Dans un contexte de changement climatique et d’effondrement de la biodiversité, propice à fragiliser davantage encore la capacité de stockage de carbone sur le territoire (l’actualité marquée par les incendies en Gironde nous le rappelle tristement), la détérioration des puits amorcée depuis dix ans en France appelle une plus grande vigilance et des politiques publiques à la hauteur des enjeux, tenant compte à la fois des impératifs liés au carbone, et des enjeux de biodiversité (également mentionnés dans la SNBC) : les efforts à engager pour atteindre nos objectifs seront sans doute plus élevés que ceux initialement attendus et doivent être amorcés dès maintenant. Certaines initiatives, comme les Assises du bois et de la forêt, y concourent, mais demeurent encore insuffisantes : malgré l’investissement d’1,4 milliard d’euros consenti à cette occasion, seul 0,3 % du couvert forestier métropolitain sera concerné par les mesures. La place de choix accordée aux produits bois (près de 30 % des puits de la filière forêt-bois en 2050), doit par ailleurs s’accompagner d’une politique de filière volontaire, fondée sur des « investissements massifs dans les usines de transformation », et sur une réorientation des usages, priorisant l’utilisation du bois récolté pour le bois d’œuvre plutôt qu’à des fins énergétiques, comme le rappelle le rapport rédigé par I4CE en février 2022[9]. En cas d’échec, le pari des produits bois, qui suppose une augmentation des récoltes, aurait pour seul effet d’endommager la séquestration biologique. 

Le secteur agricole détient lui aussi l’une des clés pour atteindre les objectifs fixés par la SNBC : historiquement émetteur net, il doit contribuer à la neutralité en divisant ses émissions par deux environ d’ici à 2050, et en doublant quasiment le volume de gaz à effet de serre qu’il séquestre. Sa réussite repose sur la préservation des prairies (moindre retournement des terres, plantations de haies), et sur le développement de l’agroforesterie.

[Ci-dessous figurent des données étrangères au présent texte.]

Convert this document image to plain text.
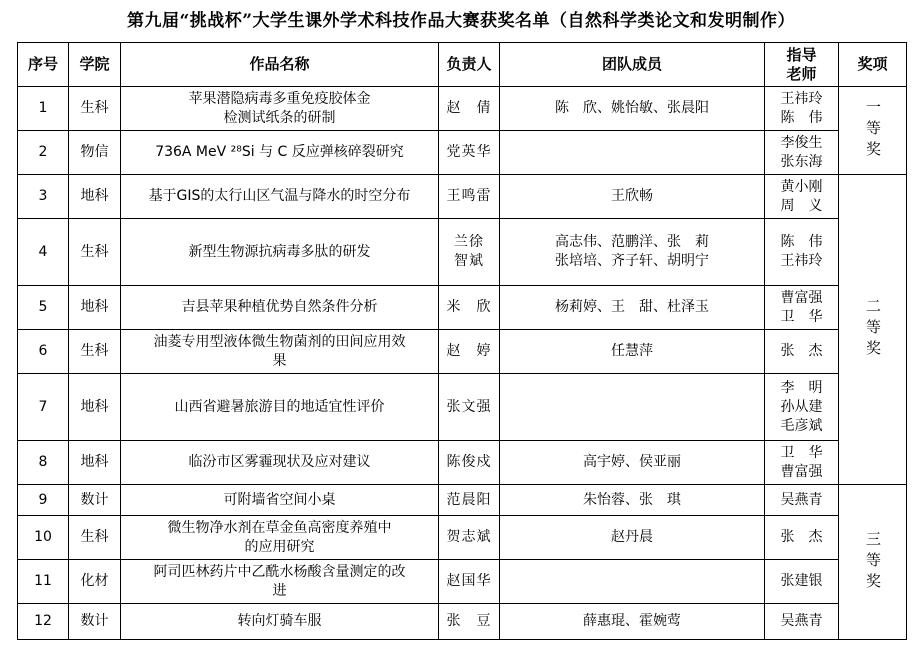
第九届“挑战杯”大学生课外学术科技作品大赛获奖名单（自然科学类论文和发明制作）
序号	学院	作品名称	负责人	团队成员	指导
老师	奖项
1	生科	苹果潜隐病毒多重免疫胶体金
检测试纸条的研制	赵　倩	陈　欣、姚怡敏、张晨阳	王祎玲
陈　伟	一等奖

2	物信	736A MeV ²⁸Si 与 C 反应弹核碎裂研究	党英华		李俊生
张东海	
3	地科	基于GIS的太行山区气温与降水的时空分布	王鸣雷	王欣畅	黄小刚
周　义	二等奖

4	生科	新型生物源抗病毒多肽的研发	兰徐
智斌	高志伟、范鹏洋、张　莉
张培培、齐子轩、胡明宁	陈　伟
王祎玲	
5	地科	吉县苹果种植优势自然条件分析	米　欣	杨莉婷、王　甜、杜泽玉	曹富强
卫　华	
6	生科	油菱专用型液体微生物菌剂的田间应用效
果	赵　婷	任慧萍	张　杰	
7	地科	山西省避暑旅游目的地适宜性评价	张文强		李　明
孙从建
毛彦斌	
8	地科	临汾市区雾霾现状及应对建议	陈俊戍	高宇婷、侯亚丽	卫　华
曹富强	
9	数计	可附墙省空间小桌	范晨阳	朱怡蓉、张　琪	吴燕青	三等奖

10	生科	微生物净水剂在草金鱼高密度养殖中
的应用研究	贺志斌	赵丹晨	张　杰	
11	化材	阿司匹林药片中乙酰水杨酸含量测定的改
进	赵国华		张建银	
12	数计	转向灯骑车服	张　豆	薛惠琨、霍婉莺	吴燕青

La pluralité des défis associés aux puits de carbone (climat, biodiversité, économie, aménagement du territoire…) rend à la fois leur gestion ardue, mais cruciale : le suivi des objectifs établis en la matière doit à ce titre faire l’objet d’une attention accrue, sous peine de reporter davantage encore l’effort à engager sur les années à venir.